Beetle bodies are made up of three sections: the head,
the thorax, and the abdomen, all encased in a hard exoskeleton.
The exoskeleton is made up of plates called sclerites, separated
by thin elastic sutures. This design combines the protective
qualities of armor with flexibility of movement.
The legs have five segments with a claw at the end of the
last tarsal segment. Diversity of leg lengths and forms reflects
the varied habitats and lifestyles. Leg forms are specialized for
digging, swimming, running, or leaping.
The beetle’s antennae function as organs of smell and
contain delicate sensory mechanisms that detect vibration,
changes in temperature and humidity, and pheremones. Antennae
vary in length, usually shorter than the beetle’s body length,
but in some long-horned beetles, up to three times greater than
body length. Also extremely varied in form, antennae may be
threadlike, sawtoothed, comblike, feather-like, or clubbed.
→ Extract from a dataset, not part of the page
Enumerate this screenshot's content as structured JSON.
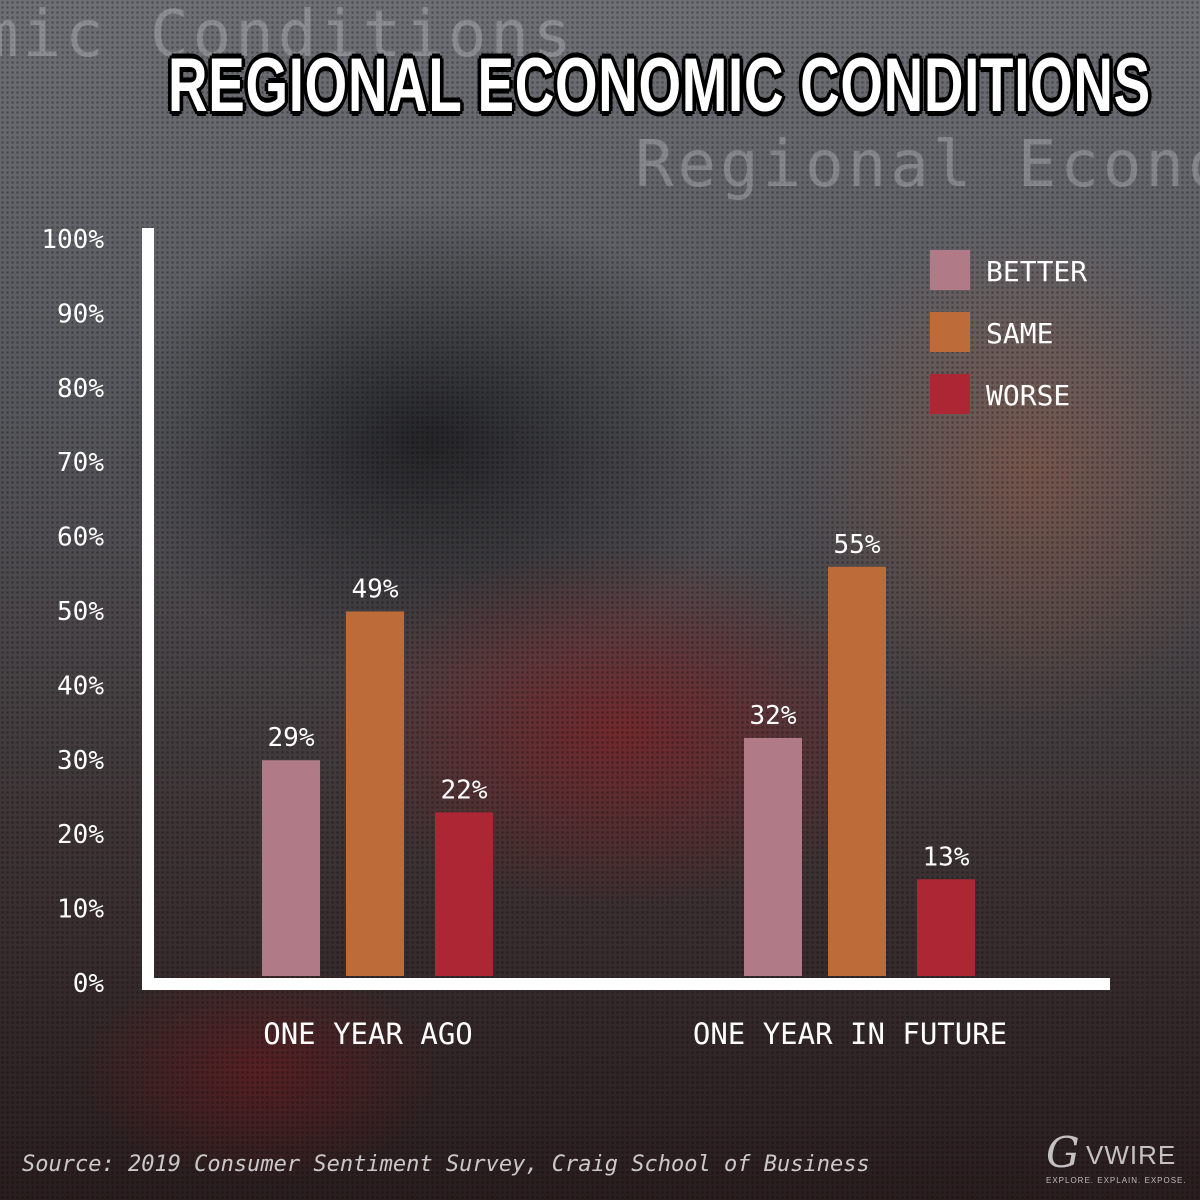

Beetles have hemispheric compound eyes with multiple
facets gathering light to form a single image. In species active
during daylight hours, the facets are smaller and flatter, while
nocturnal species have larger more convex facets. Beetles
are capable of perceiving light in the ultraviolet and infrared
ranges. Some pond dwelling species have split eyes, somewhat
like bifocals, which allow for visual acuity above and below the
The beetle possesses two pairs of “jaws,” one pair of maxillae
and one pair of mandibles. The mandibles are the most
visible structures, and function in a horizontal scissorlike motion
for grasping, cutting, or crushing food or enemies. Two pairs of
finger-like appendages, the maxillary and labial palpi, function
to move food into the mouth.
The basic structures that all beetles share exhibit enormous
diversity of form reflective of the diversity of environments
they occupy. Evolving to exploit every possible habitat and food
source, beetles have become the most successful creatures
on earth. Their ability to survive and ultimately capitalize on
environmental change virtually guarantees that they will
survive on this planet long after we are gone.